The UEFI firmware on the device must support this process. The org im with now is all HP – so i used
https://support.hp.com/us-en/document/ish_13070353-13070429-16 to determine which models could not be updated – and which ones could (and what version was needed)

Now – for reasons i dont know, it looks like that page has gone offline – not sure if its temporary or what… but the short answer is that your UEFI version must support this process. I used HPIA to update the versions fleet wide – which seemed to work well.

Wrinkle 3 – Hyper-V

Hyper-V will commonly get to eventID 1799 but not 1808 because it cannot update the firmware file. A helpful commenter in the secure boot playbook (referenced at the start of this post) found that if you toggle the firmware setting – it then updates. Script to do this en-masse at the end

Wrinkle 4 – VMWare

Similar to hyper-V, the nvram file cannot be updated.
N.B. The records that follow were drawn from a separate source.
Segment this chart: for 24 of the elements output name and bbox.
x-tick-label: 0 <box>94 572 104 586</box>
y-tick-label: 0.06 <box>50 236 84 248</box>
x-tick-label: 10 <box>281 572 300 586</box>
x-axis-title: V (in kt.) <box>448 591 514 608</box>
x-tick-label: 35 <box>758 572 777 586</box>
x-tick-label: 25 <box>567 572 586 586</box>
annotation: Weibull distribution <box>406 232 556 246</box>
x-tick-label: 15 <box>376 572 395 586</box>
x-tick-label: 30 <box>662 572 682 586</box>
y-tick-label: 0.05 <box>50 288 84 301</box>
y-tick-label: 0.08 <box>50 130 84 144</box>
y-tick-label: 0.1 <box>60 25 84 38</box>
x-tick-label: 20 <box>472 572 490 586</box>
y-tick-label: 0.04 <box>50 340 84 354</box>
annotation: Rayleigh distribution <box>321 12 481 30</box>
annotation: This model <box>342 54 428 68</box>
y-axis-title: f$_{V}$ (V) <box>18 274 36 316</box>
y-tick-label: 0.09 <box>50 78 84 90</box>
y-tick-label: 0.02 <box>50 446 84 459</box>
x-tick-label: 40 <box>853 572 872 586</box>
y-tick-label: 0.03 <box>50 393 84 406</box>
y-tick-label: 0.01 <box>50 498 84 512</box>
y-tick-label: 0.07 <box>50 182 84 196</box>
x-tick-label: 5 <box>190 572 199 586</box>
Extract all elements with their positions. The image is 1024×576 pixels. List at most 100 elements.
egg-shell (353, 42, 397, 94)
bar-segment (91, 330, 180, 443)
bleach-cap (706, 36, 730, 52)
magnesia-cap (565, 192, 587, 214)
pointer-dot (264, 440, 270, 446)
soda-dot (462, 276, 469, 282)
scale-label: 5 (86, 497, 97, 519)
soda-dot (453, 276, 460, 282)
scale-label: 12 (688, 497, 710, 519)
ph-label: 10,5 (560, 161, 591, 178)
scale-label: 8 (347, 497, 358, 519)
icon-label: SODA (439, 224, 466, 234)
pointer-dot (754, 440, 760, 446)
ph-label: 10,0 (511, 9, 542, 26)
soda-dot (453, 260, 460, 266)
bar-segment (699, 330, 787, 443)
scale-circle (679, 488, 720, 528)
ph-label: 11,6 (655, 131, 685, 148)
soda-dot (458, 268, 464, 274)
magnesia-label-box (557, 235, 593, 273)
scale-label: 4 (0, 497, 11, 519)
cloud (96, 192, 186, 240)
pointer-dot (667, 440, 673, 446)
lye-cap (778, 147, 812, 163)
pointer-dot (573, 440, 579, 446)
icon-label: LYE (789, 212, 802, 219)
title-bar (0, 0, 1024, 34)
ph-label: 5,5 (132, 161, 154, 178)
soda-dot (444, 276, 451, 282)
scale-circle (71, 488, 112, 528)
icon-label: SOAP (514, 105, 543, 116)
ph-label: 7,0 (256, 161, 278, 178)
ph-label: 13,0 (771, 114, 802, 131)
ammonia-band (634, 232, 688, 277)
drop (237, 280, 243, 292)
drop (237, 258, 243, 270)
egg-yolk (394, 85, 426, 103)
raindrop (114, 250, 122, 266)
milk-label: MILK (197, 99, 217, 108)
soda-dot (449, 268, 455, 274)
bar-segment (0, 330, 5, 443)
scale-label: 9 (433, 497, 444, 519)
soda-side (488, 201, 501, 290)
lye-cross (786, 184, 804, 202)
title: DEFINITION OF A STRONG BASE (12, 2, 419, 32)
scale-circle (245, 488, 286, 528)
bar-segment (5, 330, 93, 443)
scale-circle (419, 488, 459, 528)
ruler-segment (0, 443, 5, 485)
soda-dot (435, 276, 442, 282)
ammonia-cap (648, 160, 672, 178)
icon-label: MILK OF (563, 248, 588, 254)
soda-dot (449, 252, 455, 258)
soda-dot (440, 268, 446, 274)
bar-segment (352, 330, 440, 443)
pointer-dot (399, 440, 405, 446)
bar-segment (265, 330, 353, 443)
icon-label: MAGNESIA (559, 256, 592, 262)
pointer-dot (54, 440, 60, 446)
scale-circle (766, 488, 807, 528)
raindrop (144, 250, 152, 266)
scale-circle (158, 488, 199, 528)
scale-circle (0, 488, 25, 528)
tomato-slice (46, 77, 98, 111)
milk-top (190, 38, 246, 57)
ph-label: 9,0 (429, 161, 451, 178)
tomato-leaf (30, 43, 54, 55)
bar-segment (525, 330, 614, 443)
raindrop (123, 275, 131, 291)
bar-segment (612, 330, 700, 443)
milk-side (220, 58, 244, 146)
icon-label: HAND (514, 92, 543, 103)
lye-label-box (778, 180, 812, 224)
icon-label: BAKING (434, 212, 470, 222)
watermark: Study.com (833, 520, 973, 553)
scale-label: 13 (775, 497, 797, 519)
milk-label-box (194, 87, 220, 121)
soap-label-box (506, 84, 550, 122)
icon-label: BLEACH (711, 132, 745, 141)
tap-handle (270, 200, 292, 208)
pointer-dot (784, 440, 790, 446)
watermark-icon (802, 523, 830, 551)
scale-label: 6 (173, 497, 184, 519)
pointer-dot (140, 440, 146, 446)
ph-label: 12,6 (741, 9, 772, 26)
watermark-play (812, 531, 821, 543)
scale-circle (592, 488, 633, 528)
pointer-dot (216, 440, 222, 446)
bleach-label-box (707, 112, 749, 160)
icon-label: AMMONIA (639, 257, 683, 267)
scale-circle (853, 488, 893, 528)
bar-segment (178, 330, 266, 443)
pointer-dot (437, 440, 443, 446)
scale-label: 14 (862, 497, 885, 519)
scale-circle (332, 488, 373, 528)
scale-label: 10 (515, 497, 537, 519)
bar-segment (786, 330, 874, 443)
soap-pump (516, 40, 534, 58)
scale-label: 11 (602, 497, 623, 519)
Once the status gets to “Microsoft UEFI CA 2023”, you can rename the NVRam file (allowing a new one to be created), boot and then reboot again, and you will get 1808.

Wrinkle 5 – Inconsistency

Even if you have your Windows updates and UEFI firmware up to date and sorted – the process doesnt seem to be completely consistent.

Set the reg key, run the scheduled task, notice that the machine is in the state “KEK applied”, reboot, run the scheduled task again, get to 1808 – completed

Move onto the next machine and it will require an extra reboot for some reason.

The next machine will get stuck on “KEK applied” for 2-3 reboots for some reason

A small % of our Hyper-V servers seemed to move to 1808 without the need to toggle the boot file – even though they appear to be identical to all the other Hyper-V servers.

Its just… inconsistent…. its gets there – and im sure there are reasons for it… but when your trying to get this deployed to thousands of machines – it creates stress….. and the fact that there’s no reporting / management tool from MS for this process is just exceedingly shit (in line with the “fuck you – what are you going to do about it?” approach they appear to be taking with customers at the moment)

 

Some scripts to help – see https://github.com/hayesjupe/SecureBootUpdate2026

ToggleVMFirmwareHyperV.ps1 – toggles the hyper-V boot file to allow the completion event 1808 to show up

SecureBootCheck.ps1 – allows you to check and optionally run the scheduled task against a list of computers

Get-SecureBootAudit-SCCM.ps1 – runs against SCCM collections to produce a report of machines current status – can be run against different collections (i i use to get a EUC, Server and Operations status – as these devices are managed by different groups)

Note : the two bottom scripts will sometimes report a “custom state”…. this generally means the UEFI firmware requires an update before the device an write to the firmware.